The regular expressions themselves represent frozen assumptions about how developers write URLs. Heavily obfuscated code using string concatenation, template literals with complex expressions, or character encoding will evade detection. An endpoint constructed as '/api/' + 'users/' + id might not match if the concatenation happens across multiple lines or uses non-obvious patterns. LinkFinder finds the low-hanging fruit efficiently but won’t replace deeper static analysis for sophisticated applications actively trying to hide their structure.

Verdict

Use LinkFinder if you’re conducting security assessments on web applications and need to quickly enumerate potential attack surfaces hidden in JavaScript files.
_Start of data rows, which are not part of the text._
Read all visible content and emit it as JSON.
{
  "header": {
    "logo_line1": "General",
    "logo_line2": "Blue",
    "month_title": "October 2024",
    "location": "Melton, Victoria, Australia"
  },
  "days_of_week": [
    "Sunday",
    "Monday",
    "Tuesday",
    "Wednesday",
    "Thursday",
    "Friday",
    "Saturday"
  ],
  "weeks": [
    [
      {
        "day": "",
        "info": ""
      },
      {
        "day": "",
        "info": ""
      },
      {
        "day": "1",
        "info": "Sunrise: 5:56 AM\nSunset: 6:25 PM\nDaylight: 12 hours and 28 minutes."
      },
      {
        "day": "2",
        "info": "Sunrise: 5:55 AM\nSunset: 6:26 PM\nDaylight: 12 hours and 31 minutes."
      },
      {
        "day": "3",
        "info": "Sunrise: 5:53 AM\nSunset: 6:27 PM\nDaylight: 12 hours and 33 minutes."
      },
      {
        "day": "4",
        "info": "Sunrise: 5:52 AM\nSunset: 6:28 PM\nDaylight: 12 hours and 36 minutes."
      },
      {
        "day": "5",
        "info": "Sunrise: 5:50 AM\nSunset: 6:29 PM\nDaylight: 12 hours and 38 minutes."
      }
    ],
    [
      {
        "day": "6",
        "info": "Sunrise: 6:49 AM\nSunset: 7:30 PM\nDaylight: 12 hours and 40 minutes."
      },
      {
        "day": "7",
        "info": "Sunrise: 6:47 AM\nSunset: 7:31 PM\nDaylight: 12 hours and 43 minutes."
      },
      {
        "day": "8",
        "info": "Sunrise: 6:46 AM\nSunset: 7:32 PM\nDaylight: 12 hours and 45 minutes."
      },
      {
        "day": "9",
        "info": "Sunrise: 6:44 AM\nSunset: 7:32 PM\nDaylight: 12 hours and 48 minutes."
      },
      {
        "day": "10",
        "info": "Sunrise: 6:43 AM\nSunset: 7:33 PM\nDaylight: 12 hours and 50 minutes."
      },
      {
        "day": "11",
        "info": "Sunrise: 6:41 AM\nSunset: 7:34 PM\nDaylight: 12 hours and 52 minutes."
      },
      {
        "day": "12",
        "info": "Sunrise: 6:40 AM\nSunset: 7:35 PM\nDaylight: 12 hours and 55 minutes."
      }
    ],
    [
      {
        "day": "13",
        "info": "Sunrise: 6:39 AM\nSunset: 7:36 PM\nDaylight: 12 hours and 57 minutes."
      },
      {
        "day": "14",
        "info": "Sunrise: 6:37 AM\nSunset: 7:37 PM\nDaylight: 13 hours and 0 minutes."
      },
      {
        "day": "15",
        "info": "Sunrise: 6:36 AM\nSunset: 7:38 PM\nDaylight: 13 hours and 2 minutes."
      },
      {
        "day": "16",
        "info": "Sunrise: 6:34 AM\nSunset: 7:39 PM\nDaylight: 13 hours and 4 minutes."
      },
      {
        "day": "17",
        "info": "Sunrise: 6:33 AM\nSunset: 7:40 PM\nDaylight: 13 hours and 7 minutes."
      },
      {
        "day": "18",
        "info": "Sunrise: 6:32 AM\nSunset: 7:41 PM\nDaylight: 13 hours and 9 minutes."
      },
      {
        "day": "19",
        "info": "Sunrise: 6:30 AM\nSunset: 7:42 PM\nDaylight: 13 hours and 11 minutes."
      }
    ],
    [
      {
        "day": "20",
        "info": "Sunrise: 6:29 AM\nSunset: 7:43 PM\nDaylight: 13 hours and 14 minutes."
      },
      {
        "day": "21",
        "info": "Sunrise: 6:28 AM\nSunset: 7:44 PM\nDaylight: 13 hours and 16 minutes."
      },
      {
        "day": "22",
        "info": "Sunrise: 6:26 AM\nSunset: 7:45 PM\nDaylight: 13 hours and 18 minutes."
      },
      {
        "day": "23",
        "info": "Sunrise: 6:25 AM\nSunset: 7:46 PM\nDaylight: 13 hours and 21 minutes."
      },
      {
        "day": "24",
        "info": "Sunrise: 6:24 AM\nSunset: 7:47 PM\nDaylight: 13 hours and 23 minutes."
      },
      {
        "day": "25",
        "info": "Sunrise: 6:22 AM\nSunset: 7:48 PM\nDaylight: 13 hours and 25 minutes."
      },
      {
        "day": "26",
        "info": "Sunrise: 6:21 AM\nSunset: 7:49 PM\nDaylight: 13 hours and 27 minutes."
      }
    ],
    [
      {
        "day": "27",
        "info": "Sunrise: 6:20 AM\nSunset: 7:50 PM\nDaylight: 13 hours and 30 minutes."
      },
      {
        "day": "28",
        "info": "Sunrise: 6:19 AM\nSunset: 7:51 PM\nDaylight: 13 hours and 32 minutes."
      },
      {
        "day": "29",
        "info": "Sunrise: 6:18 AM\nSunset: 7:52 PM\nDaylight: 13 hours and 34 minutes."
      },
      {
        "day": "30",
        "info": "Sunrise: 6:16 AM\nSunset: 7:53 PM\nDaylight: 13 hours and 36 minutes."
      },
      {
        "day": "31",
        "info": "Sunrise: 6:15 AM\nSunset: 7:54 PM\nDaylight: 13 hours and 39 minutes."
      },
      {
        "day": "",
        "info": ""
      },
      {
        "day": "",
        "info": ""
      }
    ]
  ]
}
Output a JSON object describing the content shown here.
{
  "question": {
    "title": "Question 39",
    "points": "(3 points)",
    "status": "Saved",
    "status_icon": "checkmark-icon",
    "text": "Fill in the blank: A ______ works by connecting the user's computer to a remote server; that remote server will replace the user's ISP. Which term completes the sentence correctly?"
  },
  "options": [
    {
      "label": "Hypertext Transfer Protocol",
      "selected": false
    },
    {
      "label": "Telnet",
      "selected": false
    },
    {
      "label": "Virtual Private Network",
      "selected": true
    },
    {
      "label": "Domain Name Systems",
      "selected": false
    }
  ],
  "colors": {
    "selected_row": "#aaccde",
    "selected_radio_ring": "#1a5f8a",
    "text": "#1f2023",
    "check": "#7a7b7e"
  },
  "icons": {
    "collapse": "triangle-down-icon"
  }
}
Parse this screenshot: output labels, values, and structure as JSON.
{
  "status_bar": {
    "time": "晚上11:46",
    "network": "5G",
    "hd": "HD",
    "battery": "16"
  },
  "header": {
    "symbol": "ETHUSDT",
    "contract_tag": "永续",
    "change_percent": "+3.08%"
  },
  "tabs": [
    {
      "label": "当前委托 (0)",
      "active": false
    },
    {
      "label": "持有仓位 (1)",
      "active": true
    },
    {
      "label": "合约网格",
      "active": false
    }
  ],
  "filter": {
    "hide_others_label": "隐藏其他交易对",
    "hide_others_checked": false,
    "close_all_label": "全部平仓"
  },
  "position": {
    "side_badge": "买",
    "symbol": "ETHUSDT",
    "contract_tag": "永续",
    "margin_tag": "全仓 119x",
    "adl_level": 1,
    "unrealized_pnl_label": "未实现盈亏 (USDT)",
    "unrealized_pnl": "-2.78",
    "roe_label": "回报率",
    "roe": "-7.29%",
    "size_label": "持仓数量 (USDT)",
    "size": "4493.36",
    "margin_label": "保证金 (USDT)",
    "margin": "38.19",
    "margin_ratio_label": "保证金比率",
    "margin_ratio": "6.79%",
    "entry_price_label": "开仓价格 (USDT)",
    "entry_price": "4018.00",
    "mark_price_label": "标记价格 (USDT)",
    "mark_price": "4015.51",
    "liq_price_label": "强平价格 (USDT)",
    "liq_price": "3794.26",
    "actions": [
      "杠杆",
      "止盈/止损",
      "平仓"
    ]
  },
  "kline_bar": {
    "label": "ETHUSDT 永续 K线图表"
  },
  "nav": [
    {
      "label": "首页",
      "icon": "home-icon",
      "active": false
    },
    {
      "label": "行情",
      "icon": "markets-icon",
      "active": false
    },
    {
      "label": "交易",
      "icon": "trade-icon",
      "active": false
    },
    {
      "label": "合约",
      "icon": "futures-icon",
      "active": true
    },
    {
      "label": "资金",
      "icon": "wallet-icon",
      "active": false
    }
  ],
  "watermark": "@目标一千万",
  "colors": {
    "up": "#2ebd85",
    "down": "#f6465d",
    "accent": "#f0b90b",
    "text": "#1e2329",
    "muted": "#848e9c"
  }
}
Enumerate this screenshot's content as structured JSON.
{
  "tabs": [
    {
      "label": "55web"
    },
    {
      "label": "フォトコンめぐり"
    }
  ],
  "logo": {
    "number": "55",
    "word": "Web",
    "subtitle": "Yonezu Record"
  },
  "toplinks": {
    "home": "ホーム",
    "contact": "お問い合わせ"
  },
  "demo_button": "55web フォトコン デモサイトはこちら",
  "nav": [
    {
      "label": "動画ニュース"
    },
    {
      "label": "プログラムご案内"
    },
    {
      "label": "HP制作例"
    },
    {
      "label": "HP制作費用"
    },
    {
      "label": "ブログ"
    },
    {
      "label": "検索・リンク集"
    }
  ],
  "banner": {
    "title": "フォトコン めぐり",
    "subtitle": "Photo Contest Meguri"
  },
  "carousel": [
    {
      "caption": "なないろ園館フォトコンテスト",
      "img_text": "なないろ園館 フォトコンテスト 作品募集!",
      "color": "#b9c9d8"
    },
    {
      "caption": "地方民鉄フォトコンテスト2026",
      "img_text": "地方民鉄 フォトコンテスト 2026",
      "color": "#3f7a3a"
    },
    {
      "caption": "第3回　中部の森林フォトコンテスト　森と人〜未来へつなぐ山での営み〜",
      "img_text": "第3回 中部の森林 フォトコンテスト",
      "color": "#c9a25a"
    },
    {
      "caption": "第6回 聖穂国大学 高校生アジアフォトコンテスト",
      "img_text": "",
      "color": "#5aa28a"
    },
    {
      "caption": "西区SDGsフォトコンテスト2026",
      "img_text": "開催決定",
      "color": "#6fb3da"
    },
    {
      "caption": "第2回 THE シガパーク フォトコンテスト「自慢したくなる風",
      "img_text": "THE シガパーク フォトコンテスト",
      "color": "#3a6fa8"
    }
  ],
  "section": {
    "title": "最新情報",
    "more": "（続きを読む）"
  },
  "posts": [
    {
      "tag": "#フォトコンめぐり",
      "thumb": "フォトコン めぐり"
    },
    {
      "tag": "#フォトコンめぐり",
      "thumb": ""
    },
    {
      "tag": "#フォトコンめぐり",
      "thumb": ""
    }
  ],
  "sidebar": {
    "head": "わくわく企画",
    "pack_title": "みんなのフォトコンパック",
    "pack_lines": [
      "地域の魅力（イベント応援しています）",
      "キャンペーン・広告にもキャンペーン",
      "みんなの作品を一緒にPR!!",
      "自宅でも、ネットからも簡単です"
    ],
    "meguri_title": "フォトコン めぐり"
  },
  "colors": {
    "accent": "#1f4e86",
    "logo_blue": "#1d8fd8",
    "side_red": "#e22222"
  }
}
It excels at the reconnaissance phase of penetration testing and bug bounty hunting, particularly when paired with Burp Suite in your existing workflow. The tool shines on applications with large JavaScript bundles where manual analysis would take hours, and the HTML output format makes it easy to share findings with team members. Skip it if you need high-precision results with zero false positives for automated security pipelines—the regex approach trades accuracy for speed and coverage. Also skip it if you’re analyzing heavily obfuscated code or modern applications where Abstract Syntax Tree parsing would provide better results. LinkFinder works best as one component in a layered reconnaissance toolkit, handling breadth while you reserve deeper analysis tools for interesting findings.